La situation de notre mort culturelle
Ce dont je parle ici, ce n’est pas seulement du continent, car en fait, notre mort culturelle dans la Diaspora est aussi inscrite dans les idées fausses et dangereuses que nous avons adoptées ou développées, dans notre matérialisme servile, nos histoires qui sont celles d’un individualisme obscène, nos vulgarités linguistiques, notre destruction de nous-mêmes dans le contexte capitaliste américain, un contexte dans lequel des enfants noirs, complètement inconscients de leur passé héroïque, parlent d’eux-mêmes en des termes méprisables et terriblement négatifs.
N’est-il donc pas temps que nous ressuscitions ? Vous ne pouvez pas élever votre langage sans élever d’abord votre pensée, et vous ne pouvez pas élever votre pensée si vous n’êtes pas conscients des canons de votre culture. Il ne s’agit pas d’une plaisanterie, mais en fait, il s’agit de la seule voie possible pour sortir du marécage désolé de notre obsolescence culturelle. Au cœur de cette transformation il y a un renouvellement spirituel. Nous ne pouvons pas oublier ou ignorer les traditions que nos ancêtres ont développées au cours de milliers d’années d’expérience.
La transformation
Ce sont la production et la transmission de motifs, de symboles, et d’idées fondés sur les valeurs les plus durables de nos ancêtres qui nous permettront d’introduire une nouvelle vision des choses dans la société contemporaine. Cela aurait dû être, bien sûr, un processus naturel, mais étant donné nos circonstances politiques, culturelles, et sociales, ce processus naturel est devenu anormal pour nous. Normalement, chaque nouvelle génération évalue et perpétue les idéaux de la génération précédente. Ce lien est un lien organique dans la mesure où nous savons qui nous sommes parce que nous nous savons liés à d’autres. L’innovation s’appuie sur la tradition, et devient elle-même tradition. Ce qui représente une innovation pour une génération donnée devient une tradition pour la génération qui lui succède, et le cycle continue ainsi, à moins qu’il n’y ait rupture, désorientation, et déformation délibérée de ce qui s’est passé afin de conduire un peuple à sa mort psychologique.

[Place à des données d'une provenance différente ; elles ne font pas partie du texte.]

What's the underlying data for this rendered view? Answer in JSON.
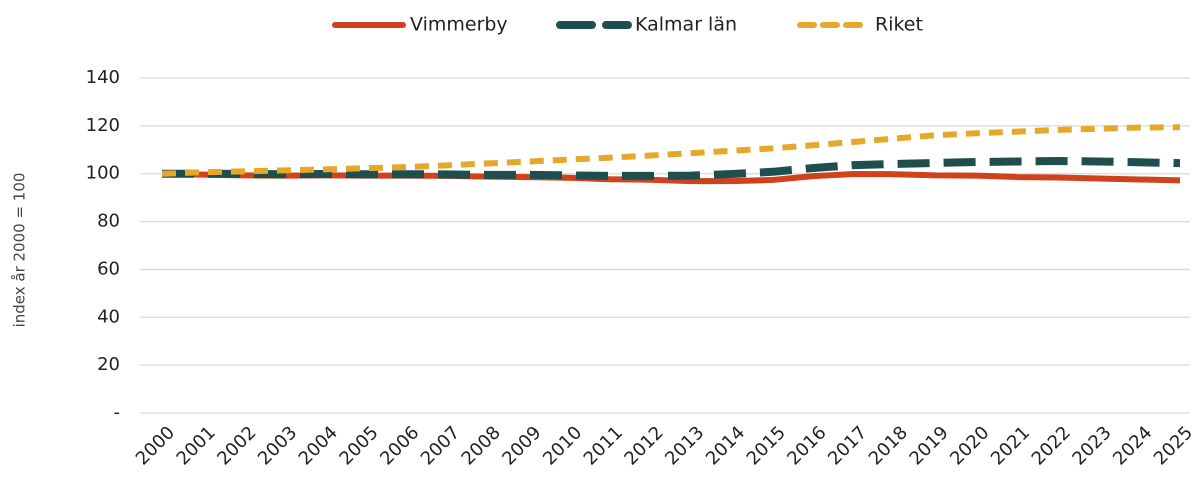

Permettez-moi d’introduire, dans l’histoire de notre misère, dans la narration de notre imitation culturelle, de l’anémie de notre être, dans la Diaspora et sur le continent, permettez-moi de faire la suggestion suivante : nous devons avoir recours aux références africaines classiques afin de permettre à l’Afrique de renaître à elle-même. Ce que je veux dire par-là, ce que je veux dire lorsque je parle de renaissance ou de résurgence, c’est que nous, les Africains, devons interroger et situer dans leur histoire les valeurs, les concepts, et les idéaux sans lesquels il ne pourra y avoir de renouvellement d’une société basée sur le meilleur intérêt des Africains. Cette interrogation constitue une véritable révolution.
La crise culturelle
Les implications de cette ère de la renaissance africaine sont multiples et multidimensionnelles. En fait, il me semble que nous avons conscience de ces implications depuis les années soixante, lorsque le Professeur Maulana Karenga nous disait que nous souffrions d’une crise culturelle. Les implications de cette crise culturelle sont énormes dans la mesure où ce que cela signifie c’est qu’il serait impossible de réparer ce qui avait été détruit en une fois. Ce qui serait nécessaire, si nous parlions d’une voiture, ce ne serait pas simplement un règlement du moteur, mais que le moteur soit complètement reconstruit, ou bien que l’on change de voiture carrément, et que l’on en prenne une autre, à notre image.
Kémet comme exemple
Commençons par le commencement : Kémet est la meilleure source à laquelle nous puissions puiser pour notre renaissance, car la position historique de Kémet est indéniable. C’est de là que l’énergie qui a assuré l’expansion d’idées africaines importance a irradié. Il n’y a aucun mystère à ce sujet. De la même façon que la Chine et l’Inde sont à la source des cultures de l’Asie, de la même façon que la Grèce et Rome sont à la source des cultures de l’Europe, Kémet et la Nubie sont à l’origine de bien des idées africaines. La libation, par exemple, que l’on trouve partout en Afrique, fut attestée pour la première fois dans la Vallée du Nil. Nous savons aussi que la momification pratiquée dans la partie orientale du Nigéria vient de la Vallée du Nil. Les conceptualisations totémiques que l’on retrouve en Afrique plus qu’ailleurs, même si on les trouve aussi en Amérique du nord et le Pacifique sud, sont aussi et d’abord attestées dans la Vallée du Nil. Notons aussi que l’idée politique selon laquelle des peuples différents, parlant des langues différentes, et appartenant à des traditions matrilinéaires différentes pouvaient être réunis au sein d’une société unique est aussi une idée que nous devons à la Vallée du Nil. C’est ainsi que la première nation que le monde ait connue est née. Kémet a rassemblé 42 communautés différentes, ethniques si vous voulez, par la volonté d’un roi, Menes, qui les a façonné en une nation unie. Ainsi, Cheikh Anta Diop, le savant sénégalais, avait raison de dire que l’Egypte est à l’Afrique ce que la Grèce est à l’Europe.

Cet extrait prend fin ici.